If you want a private messaging platform with zero prerequisite identity, use Briar.

> It is a way to increase usability for casual users

You can keep it as an option.

> decrease spam by requiring some other source

Phone numbers never been a good way to counter spam, just look at social media, you can buy phone numbers in bulk these days, not to mention spam might work in social media because there’s the concept of “public space” where everyone shares and talk, so it does make sense for some bad actors to spam or even trying to influence others, that’s not the case in messaging app, because first I need to know your “unknown” username that I can’t see it elsewhere, and second, the efforts are worthy for such unsolicited message, which in case it was, you can get a burner to send it. The point is requiring a phone number to counter spam doesn’t work, and it doesn’t make sense either for messaging apps.

> If you want a private messaging platform with zero prerequisite identity, use Briar.

Well, personally I don’t use Signal, never will in its current state, but they always try to promote it as privacy messaging app while still relying on a broken system known as GSM.

  • A lot of spammers opt for media that does not require the effort of obtaining a phone number.
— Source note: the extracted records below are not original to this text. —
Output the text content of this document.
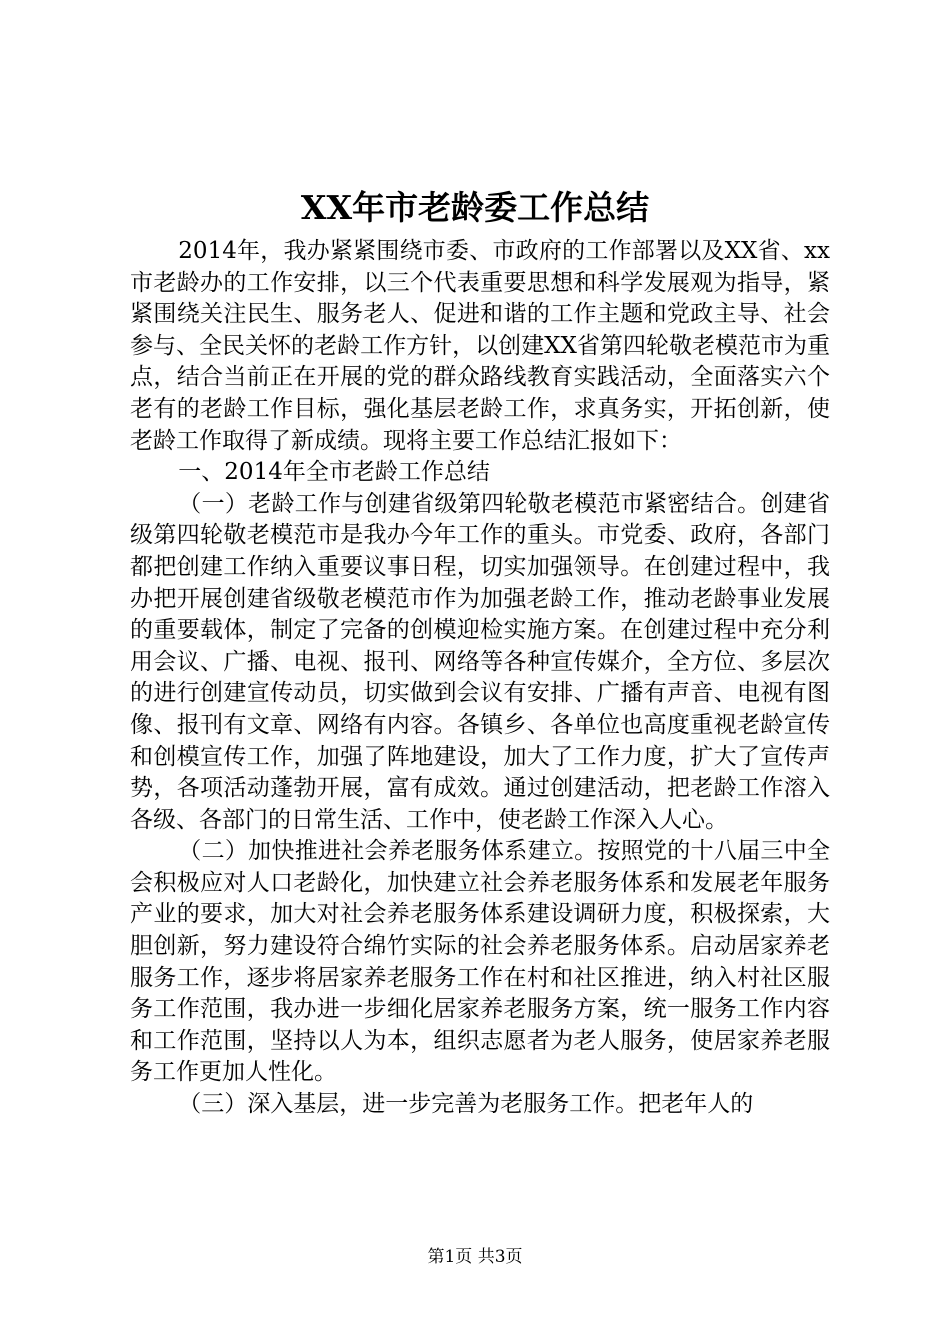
XX年市老龄委工作总结

2014年，我办紧紧围绕市委、市政府的工作部署以及XX省、xx市老龄办的工作安排，以三个代表重要思想和科学发展观为指导，紧紧围绕关注民生、服务老人、促进和谐的工作主题和党政主导、社会参与、全民关怀的老龄工作方针，以创建XX省第四轮敬老模范市为重点，结合当前正在开展的党的群众路线教育实践活动，全面落实六个老有的老龄工作目标，强化基层老龄工作，求真务实，开拓创新，使老龄工作取得了新成绩。现将主要工作总结汇报如下：

一、2014年全市老龄工作总结

（一）老龄工作与创建省级第四轮敬老模范市紧密结合。创建省级第四轮敬老模范市是我办今年工作的重头。市党委、政府，各部门都把创建工作纳入重要议事日程，切实加强领导。在创建过程中，我办把开展创建省级敬老模范市作为加强老龄工作，推动老龄事业发展的重要载体，制定了完备的创模迎检实施方案。在创建过程中充分利用会议、广播、电视、报刊、网络等各种宣传媒介，全方位、多层次的进行创建宣传动员，切实做到会议有安排、广播有声音、电视有图像、报刊有文章、网络有内容。各镇乡、各单位也高度重视老龄宣传和创模宣传工作，加强了阵地建设，加大了工作力度，扩大了宣传声势，各项活动蓬勃开展，富有成效。通过创建活动，把老龄工作溶入各级、各部门的日常生活、工作中，使老龄工作深入人心。

（二）加快推进社会养老服务体系建立。按照党的十八届三中全会积极应对人口老龄化，加快建立社会养老服务体系和发展老年服务产业的要求，加大对社会养老服务体系建设调研力度，积极探索，大胆创新，努力建设符合绵竹实际的社会养老服务体系。启动居家养老服务工作，逐步将居家养老服务工作在村和社区推进，纳入村社区服务工作范围，我办进一步细化居家养老服务方案，统一服务工作内容和工作范围，坚持以人为本，组织志愿者为老人服务，使居家养老服务工作更加人性化。

（三）深入基层，进一步完善为老服务工作。把老年人的

第1页 共3页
It's the bike lock model: no bike lock is ever safe, but as long as your bike is parked next to bikes with a weaker lock, you have a pretty good chance of not having to walk home on foot.

> It may decrease privacy philosophically, but it isn't nefarious.

It doesn't decrease privacy. It decreases anonymity which is distinctly different.

> If you want a private messaging platform with zero prerequisite identity, use Briar.

Or Session which is a fork of Signal that runs it's own network using standard PKI instead of a phone number for identities and a decentralised message delivery/onion routing system.

> It is a way to increase usability for casual users, decrease spam by requiring some other source of identity tied to real existence (emails are easier to generate than throwaway phone numbers).

You either end up discriminating against users who have to use VOIP for whatever reasons (and there are legitimate reasons) by blocking VOIP numbers, or your barrier to entry for spammers is almost negligible. It's not a good system.

If you want to prove that users are humans, use a webcam and an id, or delegate the task to some bigcorp who already has a similar system. If that's too much for you in terms of privacy, you shouldn't be attempting to prove that users are humans in the first place. Maybe you should prevent spam via product driven solutions, e.g. whitelisted contacts.

For the people who really don't want a phone number, make them pay via mobilecoin. Lets them raise money and prevent spam.